March is Women’s history month and the University of Mary Washington has a series of lectures and exhibits planned to supposedly celebrate this. While there are several lectures dealing with some historical issues of interest relating to women, the events seem to mainly be an excuse to push the feminist agenda onto our campus. The keynote speaker in the lineup is a blogger for National Abortion Rights Action League’s Pro Choice America (NARAL), there is also a film highlighting the challenges of women running for public office.
Is this what we should be focusing on? Should we be highlighting the victimization of women?
While the movement may have been begun, with the 19th amendment, to gain legal equality for women, something we all agree on; the movement quickly became perverted by other aspects. This new feminism, what we think of today when we hear the word, is rooted in Betty Friedan’s book, The Feminine Mystique which many view as the manifesto for the movement. This book however is directed against femininity. This new wave, what is the basis of today’s feminist movement encourages the victim mentality, androgyny, as well as the link between the sexual revolution and feminism.
“Nobody can make you feel inferior without your consent,” Eleanor Roosevelt famously stated. When we place ourselves in the role of a victim we see that we end up there. By bemoaning our plights and being angry about our supposed history of inferiority we focus on these negative feelings. We are encouraged to think of motherhood, and being a stay at home mother as somehow lower than the life of a career woman. What if the two can both be first priority? The goal is then to balance the skills it takes to be successful in the working world, such as focus with the skills of being a mother, where distraction to new tasks or to children who believe they ought to be the center of your attention. This should be the goal to be able to do both and yes, that means arguing for more of certain rights.
There is a desire to be treated like men and reject fully or belittle the sex differences. In another of the exalted books of the feminist movement, Simone de Beauvoir’s The Second Sex, Beauvior implies that men are better than women and speaks of masculinity as somehow above femininity. She asserts that women are capable of manliness, and attempts to create a gender neutral society. Women however have not been liberated by this gender neutral environment, but have in fact been trapped by it. Instead of being held back from careers they may have aspired to, they are now pushed further than they may want to go.

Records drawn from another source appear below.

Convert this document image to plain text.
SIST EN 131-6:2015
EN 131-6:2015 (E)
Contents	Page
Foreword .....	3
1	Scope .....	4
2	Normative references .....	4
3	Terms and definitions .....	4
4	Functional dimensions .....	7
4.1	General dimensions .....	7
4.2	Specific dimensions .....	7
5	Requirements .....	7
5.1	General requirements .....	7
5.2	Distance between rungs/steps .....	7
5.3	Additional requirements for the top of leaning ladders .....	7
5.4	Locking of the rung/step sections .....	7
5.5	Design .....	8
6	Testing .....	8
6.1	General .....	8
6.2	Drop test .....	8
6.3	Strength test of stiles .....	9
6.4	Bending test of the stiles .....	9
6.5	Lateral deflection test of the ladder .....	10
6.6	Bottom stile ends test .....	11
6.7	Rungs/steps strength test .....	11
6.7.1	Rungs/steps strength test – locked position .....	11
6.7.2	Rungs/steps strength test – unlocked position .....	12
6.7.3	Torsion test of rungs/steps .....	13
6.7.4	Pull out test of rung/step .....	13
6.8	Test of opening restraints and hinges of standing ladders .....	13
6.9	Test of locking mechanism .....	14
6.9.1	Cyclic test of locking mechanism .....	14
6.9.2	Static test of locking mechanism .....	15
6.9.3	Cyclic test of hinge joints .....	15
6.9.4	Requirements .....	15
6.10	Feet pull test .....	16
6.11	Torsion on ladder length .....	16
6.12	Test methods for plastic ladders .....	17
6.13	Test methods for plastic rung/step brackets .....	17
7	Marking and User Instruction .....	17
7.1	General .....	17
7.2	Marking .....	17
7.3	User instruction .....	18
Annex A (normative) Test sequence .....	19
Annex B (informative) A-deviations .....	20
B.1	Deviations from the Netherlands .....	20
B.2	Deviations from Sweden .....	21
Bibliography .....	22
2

In their fight against the ‘double standard,’ there is the mistaken idea that autonomy is linked to being just as sexually promiscuous as men. While earlier feminist movements in the 19th and early 20th century argued for men’s sexual behavior to be raised to that of women’s, the new wave argued to lower the standard of women to that of men. While we may acknowledge the double standard, we need to be wary of throwing it away too haphazardly. Women have three main disadvantages when we attempt to play this game of promiscuity; there is the issue of pregnancy, the fact that women contact STD’s much easier and the generally more heartache prone nature of women. By women’s view of empowerment being linked to sexual promiscuity we in fact undermine the very foundations of femininity. This promiscuity devalues women by men seeing them as something that can be used for their own ends and women accepting this status as the tools of men.
Feminists threw away the moral superiority of women, a beautiful counteraction to the physical superiority of men. There is an obvious void in what we call the feminist movement today and a need for a new movement that can do justice not only to the similarities between the sexes but also to the differences. While the state should continue to be gender neutral, it is important that society recognize gender differences. The slogan of the personal as political need to be revamped, because wouldn’t it be better for all of us if the personal wasn’t political?